Perich Gregor, Hund Andreas, Anderegg Jonas, Roth Lukas, Boer Martin P, Walter Achim, Liebisch Frank, Aasen Helge
Group of Crop Science, Department of Environmental Systems Science, Institute of Agricultural Sciences, ETH Zurich, Zurich, Switzerland.
Biometris, Wageningen University and Research Centre, Wageningen, Netherlands.
Front Plant Sci. 2020 Feb 25;11:150. doi: 10.3389/fpls.2020.00150. eCollection 2020.
Canopy temperature (CT) has been related to water-use and yield formation in crops. However, constantly (e.g., sun illumination angle, ambient temperature) as well as rapidly (e.g., clouds) changing environmental conditions make it difficult to compare measurements taken even at short time intervals. This poses a great challenge for high-throughput field phenotyping (HTFP). The aim of this study was to i) set up a workflow for unmanned aerial vehicles (UAV) based HTFP of CT, ii) investigate different data processing procedures to combine information from multiple images into orthomosaics, iii) investigate the repeatability of the resulting CT by means of heritability, and iv) investigate the optimal timing for thermography measurements. Additionally, the approach was v) compared with other methods for HTFP of CT. The study was carried out in a winter wheat field trial with 354 genotypes planted in two replications in a temperate climate, where a UAV captured CT in a time series of 24 flights during 6 weeks of the grain-filling phase. Custom-made thermal ground control points enabled accurate georeferencing of the data. The generated thermal orthomosaics had a high spatial accuracy (mean ground sampling distance of 5.03 cm/pixel) and position accuracy [mean root-mean-square deviation (RMSE) = 4.79 cm] over all time points. An analysis on the impact of the measurement geometry revealed a gradient of apparent CT in parallel to the principle plane of the sun and a hotspot around nadir. Averaging information from all available images (and all measurement geometries) for an area of interest provided the best results by means of heritability. Correcting for spatial in-field heterogeneity as well as slight environmental changes during the measurements were performed with the R package SpATS. CT heritability ranged from 0.36 to 0.74. Highest heritability values were found in the early afternoon. Since senescence was found to influence the results, it is recommended to measure CT in wheat after flowering and before the onset of senescence. Overall, low-altitude and high-resolution remote sensing proved suitable to assess the CT of crop genotypes in a large number of small field plots as is required in crop breeding and variety testing experiments.

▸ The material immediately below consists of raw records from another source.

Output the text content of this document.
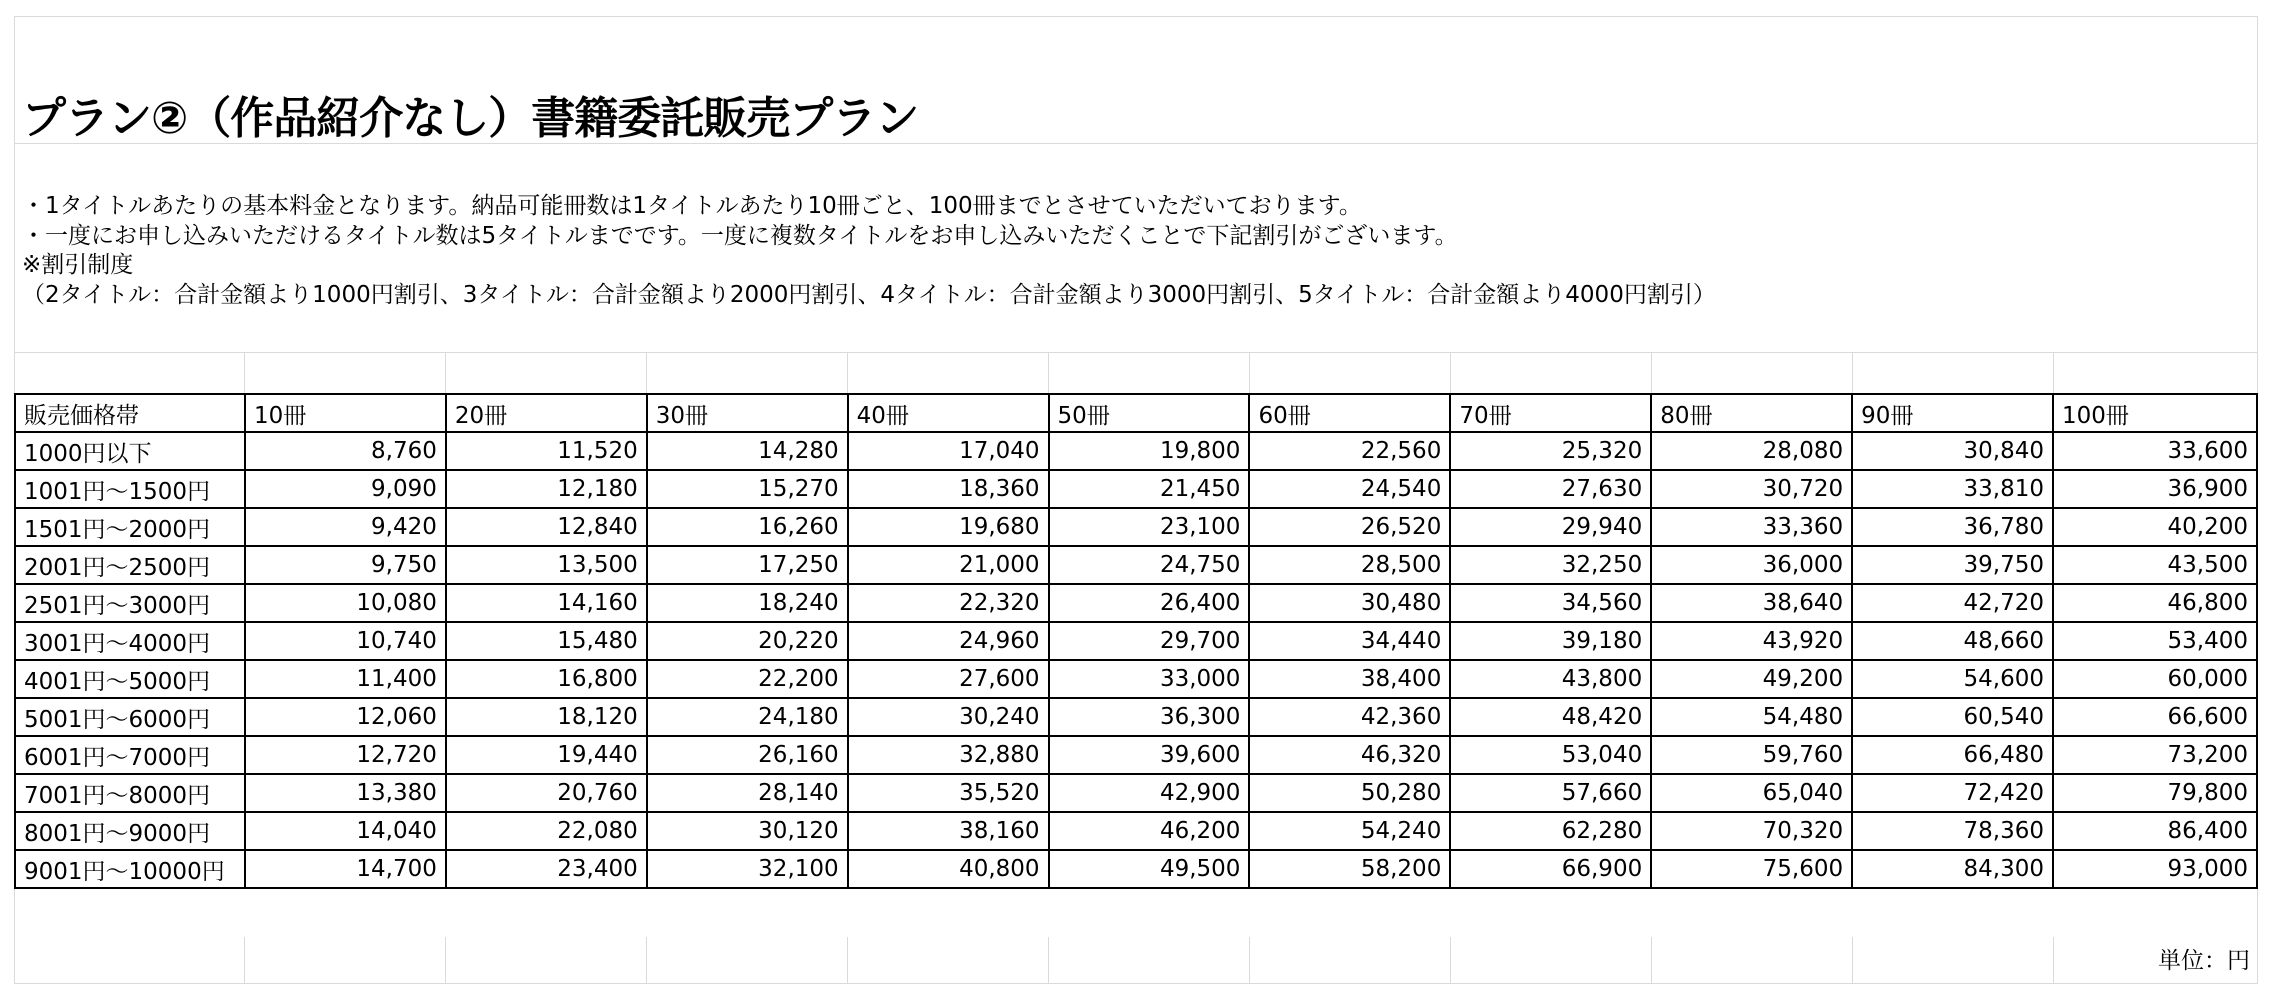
プラン②（作品紹介なし）書籍委託販売プラン
・1タイトルあたりの基本料金となります。納品可能冊数は1タイトルあたり10冊ごと、100冊までとさせていただいております。
・一度にお申し込みいただけるタイトル数は5タイトルまでです。一度に複数タイトルをお申し込みいただくことで下記割引がございます。
※割引制度
（2タイトル：合計金額より1000円割引、3タイトル：合計金額より2000円割引、4タイトル：合計金額より3000円割引、5タイトル：合計金額より4000円割引）
販売価格帯	10冊	20冊	30冊	40冊	50冊	60冊	70冊	80冊	90冊	100冊
1000円以下	8,760	11,520	14,280	17,040	19,800	22,560	25,320	28,080	30,840	33,600
1001円～1500円	9,090	12,180	15,270	18,360	21,450	24,540	27,630	30,720	33,810	36,900
1501円～2000円	9,420	12,840	16,260	19,680	23,100	26,520	29,940	33,360	36,780	40,200
2001円～2500円	9,750	13,500	17,250	21,000	24,750	28,500	32,250	36,000	39,750	43,500
2501円～3000円	10,080	14,160	18,240	22,320	26,400	30,480	34,560	38,640	42,720	46,800
3001円～4000円	10,740	15,480	20,220	24,960	29,700	34,440	39,180	43,920	48,660	53,400
4001円～5000円	11,400	16,800	22,200	27,600	33,000	38,400	43,800	49,200	54,600	60,000
5001円～6000円	12,060	18,120	24,180	30,240	36,300	42,360	48,420	54,480	60,540	66,600
6001円～7000円	12,720	19,440	26,160	32,880	39,600	46,320	53,040	59,760	66,480	73,200
7001円～8000円	13,380	20,760	28,140	35,520	42,900	50,280	57,660	65,040	72,420	79,800
8001円～9000円	14,040	22,080	30,120	38,160	46,200	54,240	62,280	70,320	78,360	86,400
9001円～10000円	14,700	23,400	32,100	40,800	49,500	58,200	66,900	75,600	84,300	93,000
単位：円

冠层温度(CT)与作物的水分利用和产量形成有关。然而,持续变化(如太阳光照角度、环境温度)以及快速变化(如云)的环境条件使得即使在短时间间隔内进行的测量也难以比较。这给高通量田间表型分析(HTFP)带来了巨大挑战。本研究的目的是:i)建立基于无人机(UAV)的CT高通量田间表型分析工作流程;ii)研究不同的数据处理程序,将来自多个图像的信息组合成正射镶嵌图;iii)通过遗传力研究所得CT的重复性;iv)研究热成像测量的最佳时间。此外,还将该方法与其他CT高通量田间表型分析方法进行了比较(v)。该研究在一个冬小麦田间试验中进行,在温带气候下种植了354个基因型,分两个重复,在灌浆期的6周内,无人机通过24次飞行的时间序列获取CT。定制的热地面控制点实现了数据的精确地理配准。生成的热正射镶嵌图在所有时间点都具有很高的空间精度(平均地面采样距离为5.03厘米/像素)和位置精度[平均均方根偏差(RMSE)=4.79厘米]。对测量几何形状影响的分析表明,表观CT在与太阳主平面平行的方向上存在梯度,并且在天底周围有一个热点。通过遗传力,对感兴趣区域的所有可用图像(以及所有测量几何形状)的信息进行平均可提供最佳结果。使用R包SpATS对测量期间的田间空间异质性以及轻微的环境变化进行校正。CT遗传力范围为0.36至0.74。在下午早些时候发现遗传力值最高。由于发现衰老会影响结果,建议在小麦开花后且衰老开始前测量CT。总体而言,低海拔和高分辨率遥感被证明适合在作物育种和品种测试实验所需的大量小田间地块中评估作物基因型的CT。